All of this attention at first was very scary. Thousands of people were accusing me of being this bad guy, and my reaction was to try and set the story straight. There was so much racial debate swirling around the video, which was based on lies about me and what happened.

After many inquiries, I finally agreed to short interviews with Hong Kong media outlets. I remember answering their questions, trying to give long and detailed answers about the truth and why the controversy was completely based on false assumptions made by the viewers.

Many of these media outlets seemed annoyed over the real story and so resorted to asking me personal questions about my sex life. Eventually I did answer some of them honestly. I later looked over the coverage of my interview and noticed none of the honest answers I spent so much time giving them were featured, but instead they highlighted the very brief answers of mine which were sexual in nature.

Essentially the media outlets had no interest in what really happened because the truth did not fit the national narrative — which is that foreigners are sexual deviants, or that foreign influence is not good for the country.

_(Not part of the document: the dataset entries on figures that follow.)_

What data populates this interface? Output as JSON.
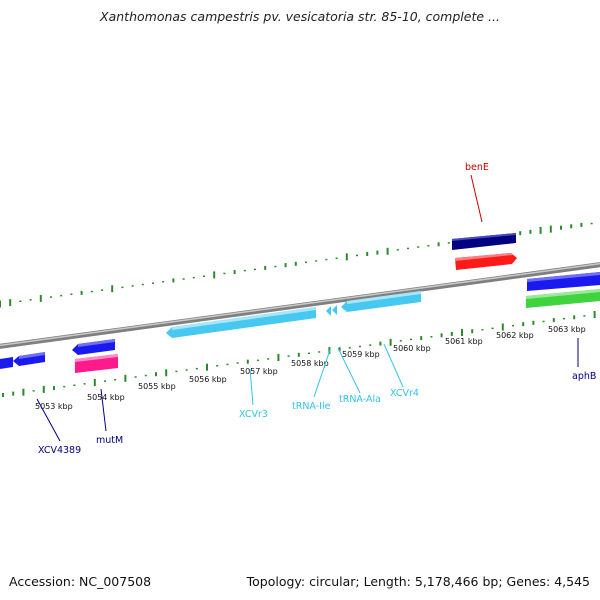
{
  "header": {
    "title": "Xanthomonas campestris pv. vesicatoria str. 85-10, complete ..."
  },
  "footer": {
    "accession": "Accession: NC_007508",
    "topology": "Topology: circular; Length: 5,178,466 bp; Genes: 4,545"
  },
  "map": {
    "scale_ticks": [
      "5053 kbp",
      "5054 kbp",
      "5055 kbp",
      "5056 kbp",
      "5057 kbp",
      "5058 kbp",
      "5059 kbp",
      "5060 kbp",
      "5061 kbp",
      "5062 kbp",
      "5063 kbp"
    ],
    "features": [
      {
        "label": "benE",
        "color": "#cc0000",
        "strand": "forward"
      },
      {
        "label": "aphB",
        "color": "#000080",
        "strand": "forward"
      },
      {
        "label": "XCV4389",
        "color": "#000080",
        "strand": "reverse"
      },
      {
        "label": "mutM",
        "color": "#000080",
        "strand": "reverse"
      },
      {
        "label": "XCVr3",
        "color": "#33c3e8",
        "strand": "reverse"
      },
      {
        "label": "tRNA-Ile",
        "color": "#33c3e8",
        "strand": "reverse"
      },
      {
        "label": "tRNA-Ala",
        "color": "#33c3e8",
        "strand": "reverse"
      },
      {
        "label": "XCVr4",
        "color": "#33c3e8",
        "strand": "reverse"
      }
    ],
    "colors": {
      "backbone": "#8f8f8f",
      "gc_ticks": "#2b8a2b",
      "cds_blue": "#1a1aee",
      "cds_navy": "#000080",
      "cds_red": "#ff1a1a",
      "cds_green": "#3fd43f",
      "cds_pink": "#ff1a8c",
      "rrna_cyan": "#47c8f0"
    }
  }
}
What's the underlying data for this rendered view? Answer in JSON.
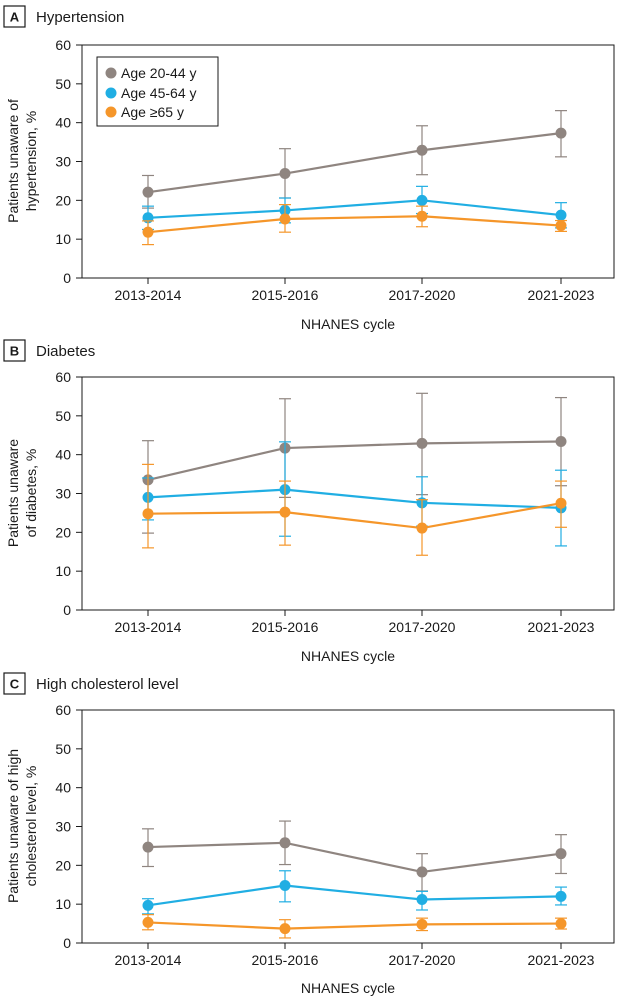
{
  "figure_legend": {
    "items": [
      {
        "label": "Age 20-44 y",
        "color": "#8f8580"
      },
      {
        "label": "Age 45-64 y",
        "color": "#20aee3"
      },
      {
        "label": "Age ≥65 y",
        "color": "#f5962a"
      }
    ]
  },
  "chart_data": [
    {
      "type": "line",
      "panel_letter": "A",
      "title": "Hypertension",
      "xlabel": "NHANES cycle",
      "ylabel_lines": [
        "Patients unaware of",
        "hypertension, %"
      ],
      "categories": [
        "2013-2014",
        "2015-2016",
        "2017-2020",
        "2021-2023"
      ],
      "ylim": [
        0,
        60
      ],
      "yticks": [
        "0",
        "10",
        "20",
        "30",
        "40",
        "50",
        "60"
      ],
      "series": [
        {
          "name": "Age 20-44 y",
          "color": "#8f8580",
          "values": [
            22.1,
            26.9,
            32.9,
            37.3
          ],
          "lower": [
            18.0,
            20.6,
            26.6,
            31.2
          ],
          "upper": [
            26.4,
            33.3,
            39.2,
            43.1
          ]
        },
        {
          "name": "Age 45-64 y",
          "color": "#20aee3",
          "values": [
            15.5,
            17.4,
            20.0,
            16.2
          ],
          "lower": [
            12.5,
            14.2,
            16.6,
            12.9
          ],
          "upper": [
            18.5,
            20.6,
            23.6,
            19.4
          ]
        },
        {
          "name": "Age ≥65 y",
          "color": "#f5962a",
          "values": [
            11.8,
            15.2,
            15.9,
            13.5
          ],
          "lower": [
            8.6,
            11.8,
            13.2,
            12.0
          ],
          "upper": [
            14.7,
            18.9,
            18.5,
            14.8
          ]
        }
      ]
    },
    {
      "type": "line",
      "panel_letter": "B",
      "title": "Diabetes",
      "xlabel": "NHANES cycle",
      "ylabel_lines": [
        "Patients unaware",
        "of diabetes, %"
      ],
      "categories": [
        "2013-2014",
        "2015-2016",
        "2017-2020",
        "2021-2023"
      ],
      "ylim": [
        0,
        60
      ],
      "yticks": [
        "0",
        "10",
        "20",
        "30",
        "40",
        "50",
        "60"
      ],
      "series": [
        {
          "name": "Age 20-44 y",
          "color": "#8f8580",
          "values": [
            33.5,
            41.7,
            42.9,
            43.4
          ],
          "lower": [
            19.8,
            29.0,
            29.7,
            32.0
          ],
          "upper": [
            43.6,
            54.4,
            55.8,
            54.7
          ]
        },
        {
          "name": "Age 45-64 y",
          "color": "#20aee3",
          "values": [
            29.0,
            31.0,
            27.6,
            26.3
          ],
          "lower": [
            23.2,
            19.0,
            21.6,
            16.5
          ],
          "upper": [
            34.0,
            43.3,
            34.3,
            36.0
          ]
        },
        {
          "name": "Age ≥65 y",
          "color": "#f5962a",
          "values": [
            24.8,
            25.2,
            21.1,
            27.5
          ],
          "lower": [
            16.0,
            16.7,
            14.1,
            21.3
          ],
          "upper": [
            37.5,
            33.2,
            28.4,
            33.2
          ]
        }
      ]
    },
    {
      "type": "line",
      "panel_letter": "C",
      "title": "High cholesterol level",
      "xlabel": "NHANES cycle",
      "ylabel_lines": [
        "Patients unaware of high",
        "cholesterol level, %"
      ],
      "categories": [
        "2013-2014",
        "2015-2016",
        "2017-2020",
        "2021-2023"
      ],
      "ylim": [
        0,
        60
      ],
      "yticks": [
        "0",
        "10",
        "20",
        "30",
        "40",
        "50",
        "60"
      ],
      "series": [
        {
          "name": "Age 20-44 y",
          "color": "#8f8580",
          "values": [
            24.7,
            25.8,
            18.3,
            23.0
          ],
          "lower": [
            19.7,
            20.2,
            13.4,
            17.9
          ],
          "upper": [
            29.4,
            31.4,
            23.0,
            27.9
          ]
        },
        {
          "name": "Age 45-64 y",
          "color": "#20aee3",
          "values": [
            9.7,
            14.8,
            11.2,
            12.0
          ],
          "lower": [
            7.5,
            10.6,
            8.5,
            9.8
          ],
          "upper": [
            11.4,
            18.6,
            13.3,
            14.4
          ]
        },
        {
          "name": "Age ≥65 y",
          "color": "#f5962a",
          "values": [
            5.3,
            3.7,
            4.8,
            5.0
          ],
          "lower": [
            3.4,
            1.3,
            3.2,
            3.6
          ],
          "upper": [
            7.3,
            6.0,
            6.4,
            6.4
          ]
        }
      ]
    }
  ]
}
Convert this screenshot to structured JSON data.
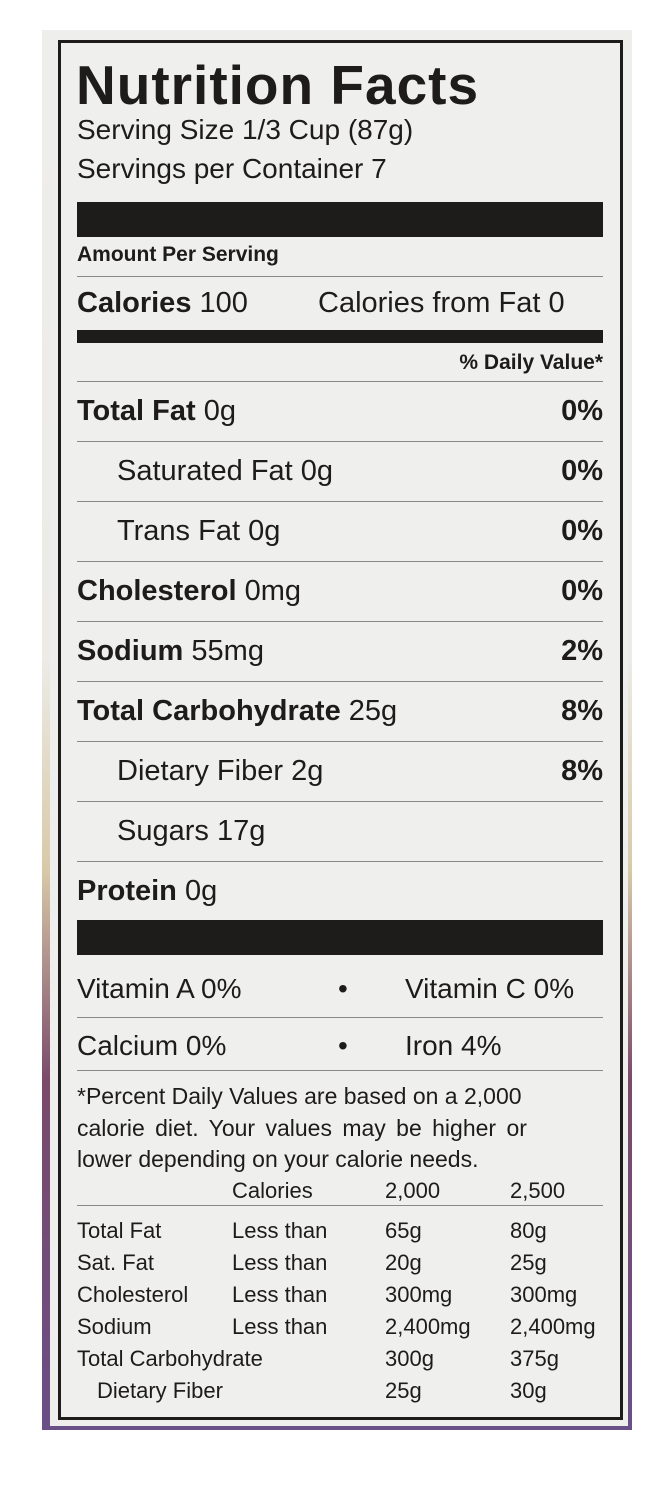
{
  "title": "Nutrition Facts",
  "serving_size": "Serving Size 1/3 Cup (87g)",
  "servings_per_container": "Servings per Container 7",
  "amount_per_serving": "Amount Per Serving",
  "calories": {
    "label": "Calories",
    "value": "100",
    "from_fat": "Calories from Fat 0"
  },
  "daily_value_header": "% Daily Value*",
  "nutrients": [
    {
      "name": "Total Fat",
      "amount": "0g",
      "dv": "0%",
      "bold": true
    },
    {
      "name": "Saturated Fat",
      "amount": "0g",
      "dv": "0%",
      "bold": false
    },
    {
      "name": "Trans Fat",
      "amount": "0g",
      "dv": "0%",
      "bold": false
    },
    {
      "name": "Cholesterol",
      "amount": "0mg",
      "dv": "0%",
      "bold": true
    },
    {
      "name": "Sodium",
      "amount": "55mg",
      "dv": "2%",
      "bold": true
    },
    {
      "name": "Total Carbohydrate",
      "amount": "25g",
      "dv": "8%",
      "bold": true
    },
    {
      "name": "Dietary Fiber",
      "amount": "2g",
      "dv": "8%",
      "bold": false
    },
    {
      "name": "Sugars",
      "amount": "17g",
      "dv": "",
      "bold": false
    },
    {
      "name": "Protein",
      "amount": "0g",
      "dv": "",
      "bold": true
    }
  ],
  "vitamins": [
    {
      "left": "Vitamin A 0%",
      "right": "Vitamin C 0%"
    },
    {
      "left": "Calcium 0%",
      "right": "Iron 4%"
    }
  ],
  "bullet": "•",
  "footnote": [
    "*Percent Daily Values are based on a 2,000",
    "calorie diet. Your values may be higher or",
    "lower depending on your calorie needs."
  ],
  "reference_table": {
    "header": [
      "",
      "Calories",
      "2,000",
      "2,500"
    ],
    "rows": [
      [
        "Total Fat",
        "Less than",
        "65g",
        "80g"
      ],
      [
        "Sat. Fat",
        "Less than",
        "20g",
        "25g"
      ],
      [
        "Cholesterol",
        "Less than",
        "300mg",
        "300mg"
      ],
      [
        "Sodium",
        "Less than",
        "2,400mg",
        "2,400mg"
      ],
      [
        "Total Carbohydrate",
        "",
        "300g",
        "375g"
      ],
      [
        "  Dietary Fiber",
        "",
        "25g",
        "30g"
      ]
    ]
  }
}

I noticed that while all of my efforts to explain the real story and to justify myself were completely ignored, anything I’d say or show that fit the narrative would instantly blow up.

My Strategy

Drunk and bored one night, I messaged one of the media outlets on Facebook to tell them I had another video from Hong Kong that involved different girls.

One hour later my “lie” was put into a front-page article.

During this time I’d pay virtual assistants to translate articles about me. I noticed similar words in the headlines and eventually figured out what words in Chinese were being used to describe me. I’d Google those words and found other articles about foreigners being “bad boys” that were written long before me.

Some of these stories were so innocent it was almost confusing why they were newsworthy.